In or out? — that is the question that a new cross-party campaign would have put
to the British people. And so they’re launching their “People’s Pledge” today. The idea is that voters would promise to support only those parliamentary candidates who back a referendum
on our membership of the EU. The signatures will then be enumerated, presented on a website, and — it is hoped — shock Westminster into delivering the referendum itself. At the very
least, it might persuade some candidates to face up to, and meet, the tide of public opinion on Europe.
It seems we’ve been here, or somewhere like it, before now. Daniel Hannan, for instance, launched a campaign last year to collect signatures for an EU referendum. But the timing of this latest attempt is slightly more resonant.
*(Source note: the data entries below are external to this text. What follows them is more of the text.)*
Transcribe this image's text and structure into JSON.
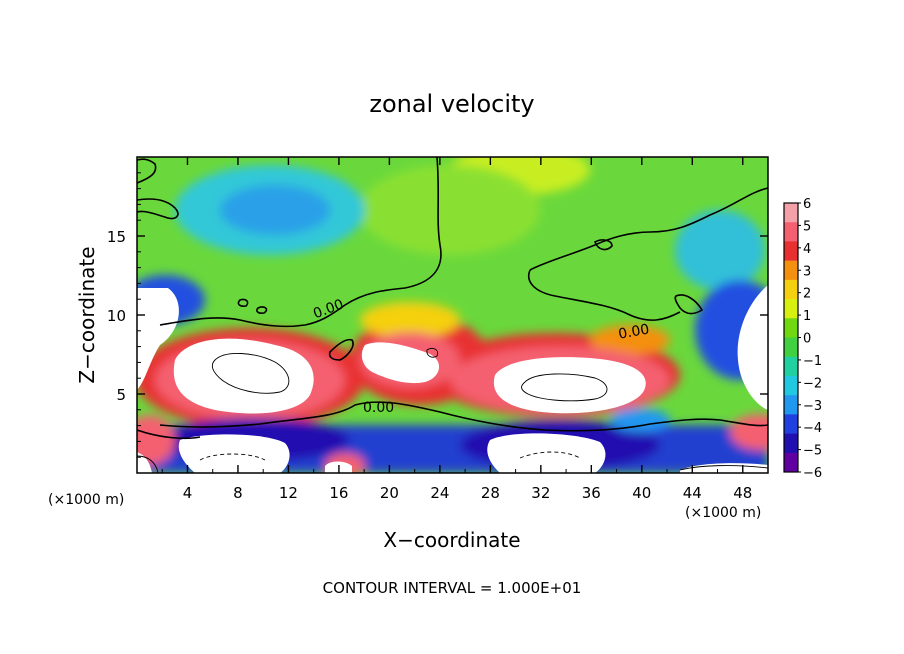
{
  "chart_data": {
    "type": "heatmap",
    "title": "zonal velocity",
    "xlabel": "X−coordinate",
    "ylabel": "Z−coordinate",
    "x_scale_label_left": "(×1000 m)",
    "x_scale_label_right": "(×1000 m)",
    "footer": "CONTOUR INTERVAL = 1.000E+01",
    "xlim": [
      0,
      50
    ],
    "ylim": [
      0,
      20
    ],
    "x_ticks": [
      4,
      8,
      12,
      16,
      20,
      24,
      28,
      32,
      36,
      40,
      44,
      48
    ],
    "x_tick_labels": [
      "4",
      "8",
      "12",
      "16",
      "20",
      "24",
      "28",
      "32",
      "36",
      "40",
      "44",
      "48"
    ],
    "y_ticks": [
      5,
      10,
      15
    ],
    "y_tick_labels": [
      "5",
      "10",
      "15"
    ],
    "colorbar": {
      "min": -6,
      "max": 6,
      "tick_values": [
        6,
        5,
        4,
        3,
        2,
        1,
        0,
        -1,
        -2,
        -3,
        -4,
        -5,
        -6
      ],
      "tick_labels": [
        "6",
        "5",
        "4",
        "3",
        "2",
        "1",
        "0",
        "−1",
        "−2",
        "−3",
        "−4",
        "−5",
        "−6"
      ],
      "colors": [
        "#f4a0a8",
        "#f46070",
        "#e83030",
        "#f49010",
        "#f4d010",
        "#d8f010",
        "#70d810",
        "#40d040",
        "#20d0a0",
        "#20c8e0",
        "#2098f0",
        "#2040e0",
        "#2010b0",
        "#6000a0"
      ]
    },
    "contour_labels": [
      {
        "text": "0.00",
        "x": 15.3,
        "z": 10.8
      },
      {
        "text": "0.00",
        "x": 19.5,
        "z": 4.1
      },
      {
        "text": "0.00",
        "x": 40.2,
        "z": 9.3
      }
    ],
    "features": [
      {
        "kind": "positive-core",
        "x": 9.5,
        "z": 6.2,
        "value": "> 6"
      },
      {
        "kind": "positive-core",
        "x": 33.5,
        "z": 5.5,
        "value": "> 6"
      },
      {
        "kind": "negative-core",
        "x": 2.0,
        "z": 8.0,
        "value": "< -6"
      },
      {
        "kind": "negative-core",
        "x": 47.0,
        "z": 7.0,
        "value": "< -6"
      },
      {
        "kind": "negative-core",
        "x": 9.0,
        "z": 1.2,
        "value": "< -6"
      },
      {
        "kind": "negative-core",
        "x": 33.0,
        "z": 1.2,
        "value": "< -6"
      }
    ]
  }
}
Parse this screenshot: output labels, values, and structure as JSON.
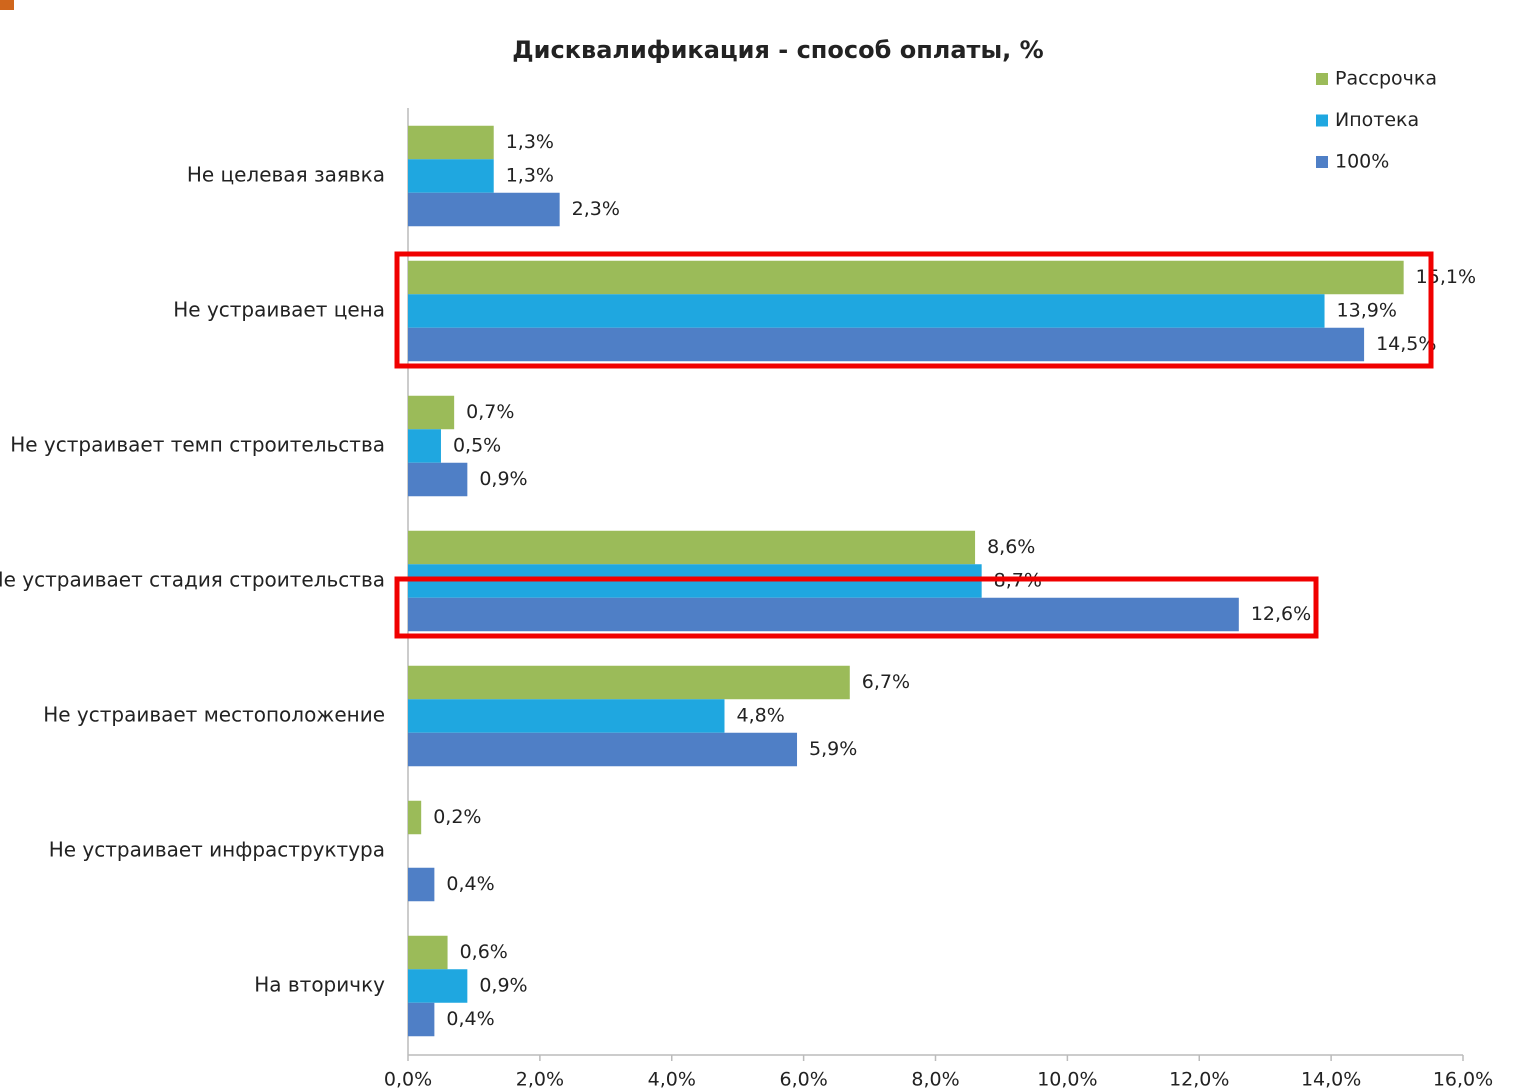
{
  "chart_data": {
    "type": "hbar",
    "title": "Дисквалификация - способ оплаты, %",
    "categories": [
      "Не целевая заявка",
      "Не устраивает цена",
      "Не устраивает темп строительства",
      "Не устраивает стадия строительства",
      "Не устраивает местоположение",
      "Не устраивает инфраструктура",
      "На вторичку"
    ],
    "series": [
      {
        "name": "Рассрочка",
        "color": "#9bbb59",
        "values": [
          1.3,
          15.1,
          0.7,
          8.6,
          6.7,
          0.2,
          0.6
        ],
        "value_labels": [
          "1,3%",
          "15,1%",
          "0,7%",
          "8,6%",
          "6,7%",
          "0,2%",
          "0,6%"
        ]
      },
      {
        "name": "Ипотека",
        "color": "#1fa7e0",
        "values": [
          1.3,
          13.9,
          0.5,
          8.7,
          4.8,
          null,
          0.9
        ],
        "value_labels": [
          "1,3%",
          "13,9%",
          "0,5%",
          "8,7%",
          "4,8%",
          null,
          "0,9%"
        ]
      },
      {
        "name": "100%",
        "color": "#4f7fc6",
        "values": [
          2.3,
          14.5,
          0.9,
          12.6,
          5.9,
          0.4,
          0.4
        ],
        "value_labels": [
          "2,3%",
          "14,5%",
          "0,9%",
          "12,6%",
          "5,9%",
          "0,4%",
          "0,4%"
        ]
      }
    ],
    "xlim": [
      0,
      16
    ],
    "xticks": [
      {
        "value": 0,
        "label": "0,0%"
      },
      {
        "value": 2,
        "label": "2,0%"
      },
      {
        "value": 4,
        "label": "4,0%"
      },
      {
        "value": 6,
        "label": "6,0%"
      },
      {
        "value": 8,
        "label": "8,0%"
      },
      {
        "value": 10,
        "label": "10,0%"
      },
      {
        "value": 12,
        "label": "12,0%"
      },
      {
        "value": 14,
        "label": "14,0%"
      },
      {
        "value": 16,
        "label": "16,0%"
      }
    ],
    "legend": "top-right"
  }
}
It was only last week that David Cameron delivered a flat-out “no” to the idea of a referendum, disappointing Peter Bone’s wife in the process. And it has just passed three years since Nick Clegg pledged his own referendum: a pledge that was subsequently dropped, and which injects today’s politics with several doses of bittersweet irony.
So what about the numbers? A YouGov poll for today’s Mail suggests that the public is fiercely behind the idea of a referendum on the EU. 61 per cent back it, against 25 per cent who oppose it. And, what’s more, 54 per cent of respondents would prefer an EU referendum to one on the Alternative Vote. That’s considerably higher than the proportion of people who, in past opinion polls, suggest they would actually vote for us to leave Europe. Which is to say, even non-Eurosceptics want this referendum. It is, they must contend, a simple matter of democracy.